Use tangent-radius property and basic triangle geometry to relate angles in circle problems.

Answer 1

Given:
TP and TQ are tangents to a circle from an external point T.
O is the centre of the circle, and P and Q are the points of contact.
We are given: \( \angle OPQ = 15^\circ \)

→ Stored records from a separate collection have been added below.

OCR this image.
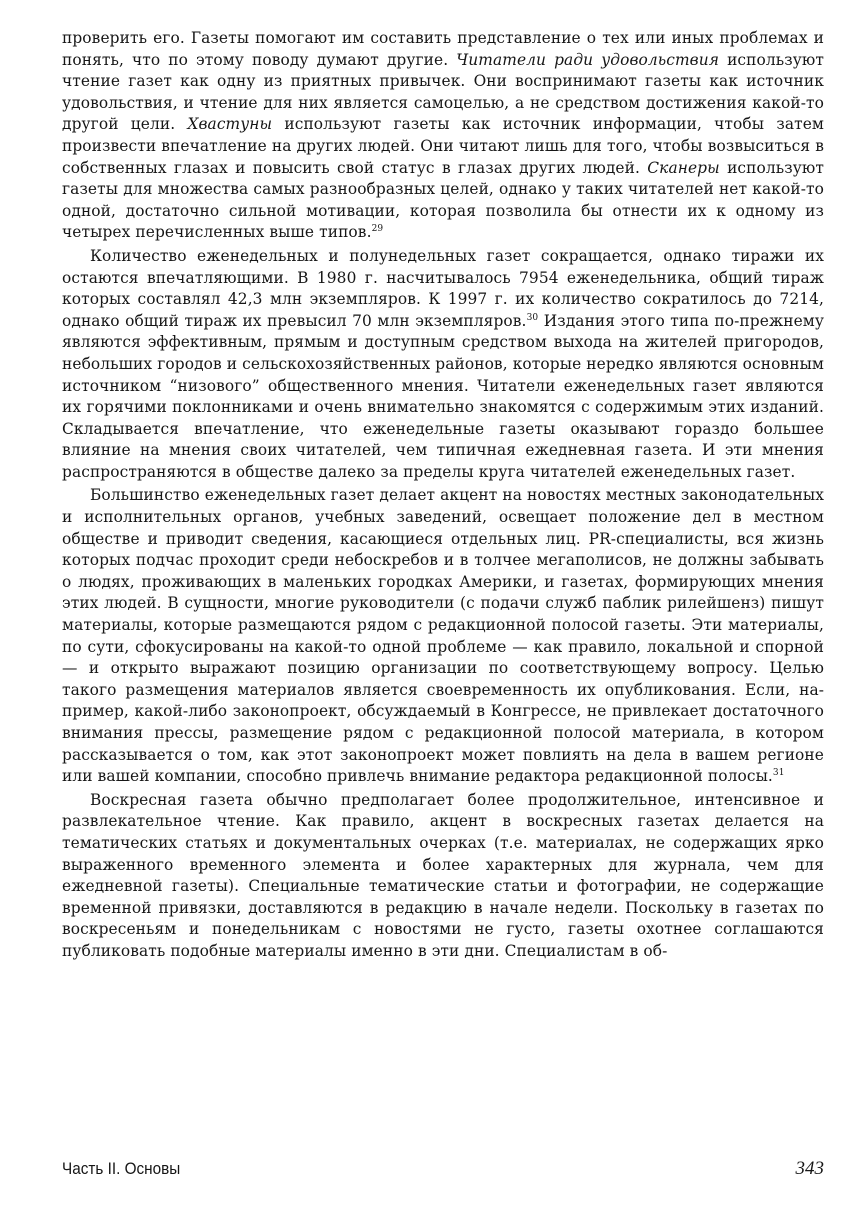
проверить его. Газеты помогают им составить представление о тех или иных проблемах и понять, что по этому поводу думают другие. Читатели ради удовольствия используют чтение газет как одну из приятных привычек. Они воспринимают газеты как источник удовольствия, и чтение для них является самоцелью, а не средством достижения какой-то другой цели. Хвастуны используют газеты как источник информации, чтобы затем произвести впечатление на других людей. Они читают лишь для того, чтобы возвыситься в собственных глазах и повысить свой статус в глазах других людей. Сканеры используют газеты для множества самых разнообразных целей, однако у таких читателей нет какой-то одной, достаточно сильной мотивации, которая позволила бы отнести их к одному из четырех перечисленных выше типов.$^{29}$

Количество еженедельных и полунедельных газет сокращается, однако тиражи их остаются впечатляющими. В 1980 г. насчитывалось 7954 еженедельника, общий тираж которых составлял 42,3 млн экземпляров. К 1997 г. их количество сократилось до 7214, однако общий тираж их превысил 70 млн экземпляров.$^{30}$ Издания этого типа по-прежнему являются эффективным, прямым и доступным средством выхода на жителей пригородов, небольших городов и сельскохозяйственных районов, которые нередко являются основным источником “низового” общественного мнения. Читатели еженедельных газет являются их горячими поклонниками и очень внимательно знакомятся с содержимым этих изданий. Складывается впечатление, что еженедельные газеты оказывают гораздо большее влияние на мнения своих читателей, чем типичная ежедневная газета. И эти мнения распространяются в обществе далеко за пределы круга читателей еженедельных газет.

Большинство еженедельных газет делает акцент на новостях местных законодательных и исполнительных органов, учебных заведений, освещает положение дел в местном обществе и приводит сведения, касающиеся отдельных лиц. PR-специалисты, вся жизнь которых подчас проходит среди небоскребов и в толчее мегаполисов, не должны забывать о людях, проживающих в маленьких городках Америки, и газетах, формирующих мнения этих людей. В сущности, многие руководители (с подачи служб паблик рилейшенз) пишут материалы, которые размещаются рядом с редакционной полосой газеты. Эти материалы, по сути, сфокусированы на какой-то одной проблеме — как правило, локальной и спорной — и открыто выражают позицию организации по соответствующему вопросу. Целью такого размещения материалов является своевременность их опубликования. Если, например, какой-либо законопроект, обсуждаемый в Конгрессе, не привлекает достаточного внимания прессы, размещение рядом с редакционной полосой материала, в котором рассказывается о том, как этот законопроект может повлиять на дела в вашем регионе или вашей компании, способно привлечь внимание редактора редакционной полосы.$^{31}$

Воскресная газета обычно предполагает более продолжительное, интенсивное и развлекательное чтение. Как правило, акцент в воскресных газетах делается на тематических статьях и документальных очерках (т.е. материалах, не содержащих ярко выраженного временного элемента и более характерных для журнала, чем для ежедневной газеты). Специальные тематические статьи и фотографии, не содержащие временной привязки, доставляются в редакцию в начале недели. Поскольку в газетах по воскресеньям и понедельникам с новостями не густо, газеты охотнее соглашаются публиковать подобные материалы именно в эти дни. Специалистам в об-

Часть II. Основы	343
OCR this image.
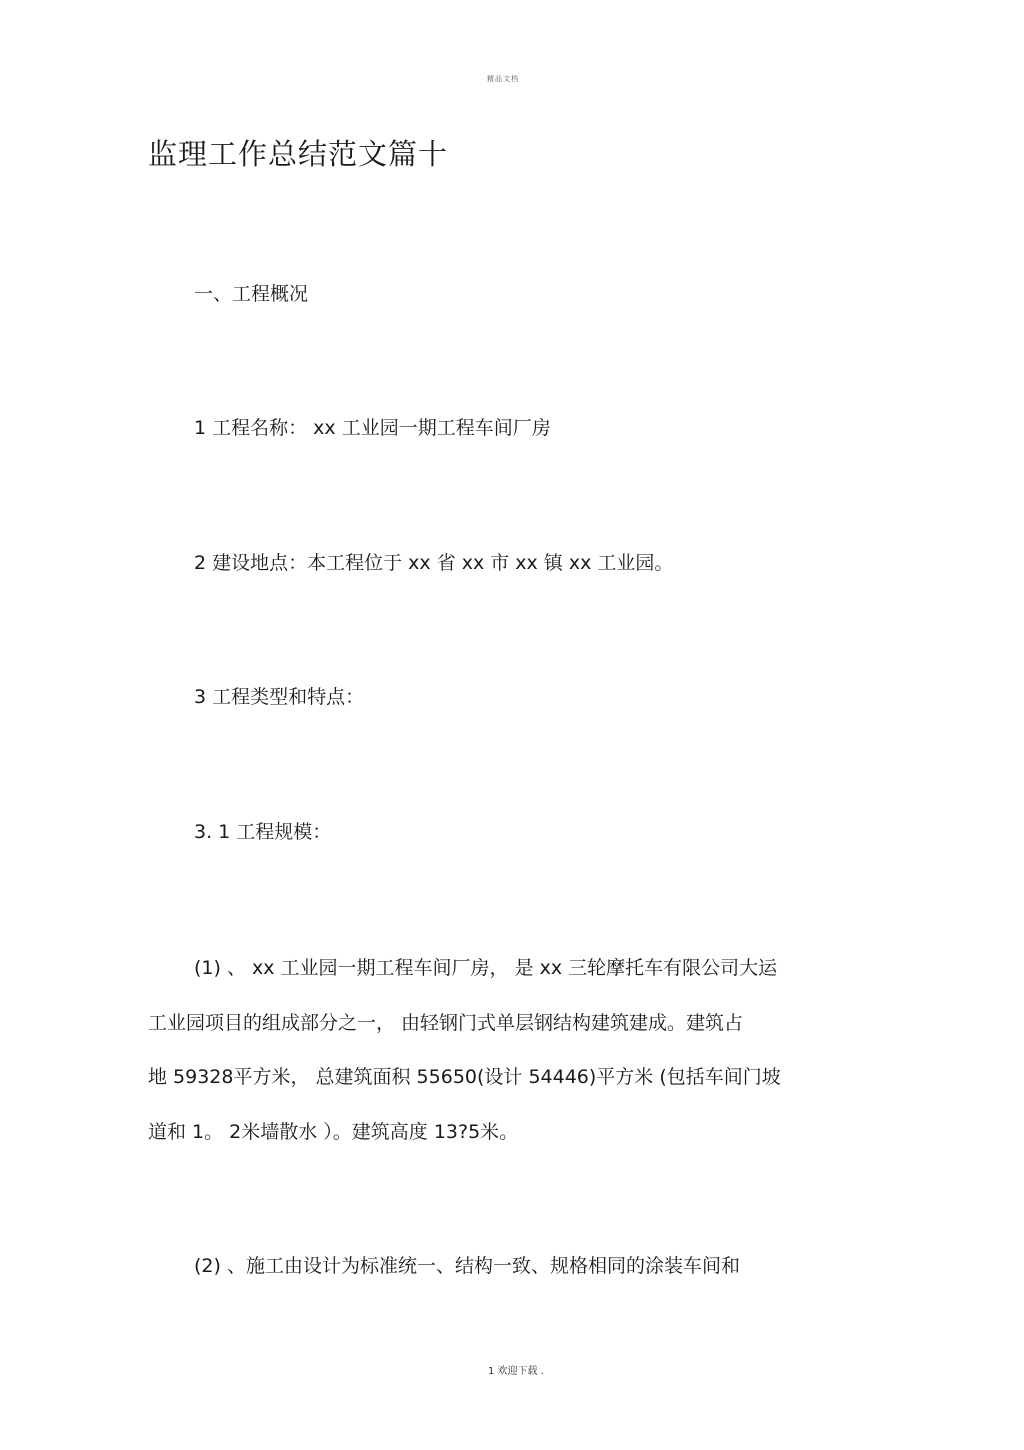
精品文档
监理工作总结范文篇十
一、工程概况
1 工程名称： xx 工业园一期工程车间厂房
2 建设地点：本工程位于 xx 省 xx 市 xx 镇 xx 工业园。
3 工程类型和特点：
3. 1 工程规模：
(1) 、 xx 工业园一期工程车间厂房， 是 xx 三轮摩托车有限公司大运
工业园项目的组成部分之一， 由轻钢门式单层钢结构建筑建成。建筑占
地 59328平方米， 总建筑面积 55650(设计 54446)平方米 (包括车间门坡
道和 1。 2米墙散水 ）。建筑高度 13?5米。
(2) 、施工由设计为标准统一、结构一致、规格相同的涂装车间和
1 欢迎下载 .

Step 1: Use property of tangents
Tangents drawn from an external point to a circle are equal in length.
So, TP = TQ
Also, angles between the radius and tangent at point of contact are \(90^\circ\):
\[ \angle OPT = \angle OQT = 90^\circ \]
Triangles \( \triangle OTP \) and \( \triangle OTQ \) are right-angled and share side OT.
Since TP = TQ and OP = OQ (radii), we get:
\[ \triangle OTP \cong \triangle OTQ \quad \text{(by RHS criterion)} \]
Step 2: Use angle information
It is given that:
\[ \angle OPQ = 15^\circ \]
This is the angle between the radius and chord PQ at point P.
In triangle \( \triangle PTQ \), this angle contributes to the total angle at vertex T.
So, the full angle at vertex T is:
\[ \angle PTQ = 2 \cdot \angle OPQ = 2 \cdot 15^\circ = 30^\circ \]
Step 3: Let \( \theta = \angle PTO = \angle QTO \)
Because triangle \( \triangle PTQ \) is symmetric and point O lies on the angle bisector of \( \angle PTQ \), we can write:
\[ 2\theta = \angle PTQ = 30^\circ \Rightarrow \theta = 15^\circ \]
Step 4: Find value of \( \sin 2\theta \)
We are to find: \( \sin 2\theta \)
Since \( \theta = 15^\circ \),
\[ \sin 2\theta = \sin 30^\circ = \frac{1}{2} \]
Final Answer:
\[ \boxed{\sin 2\theta = \dfrac{1}{2}} \]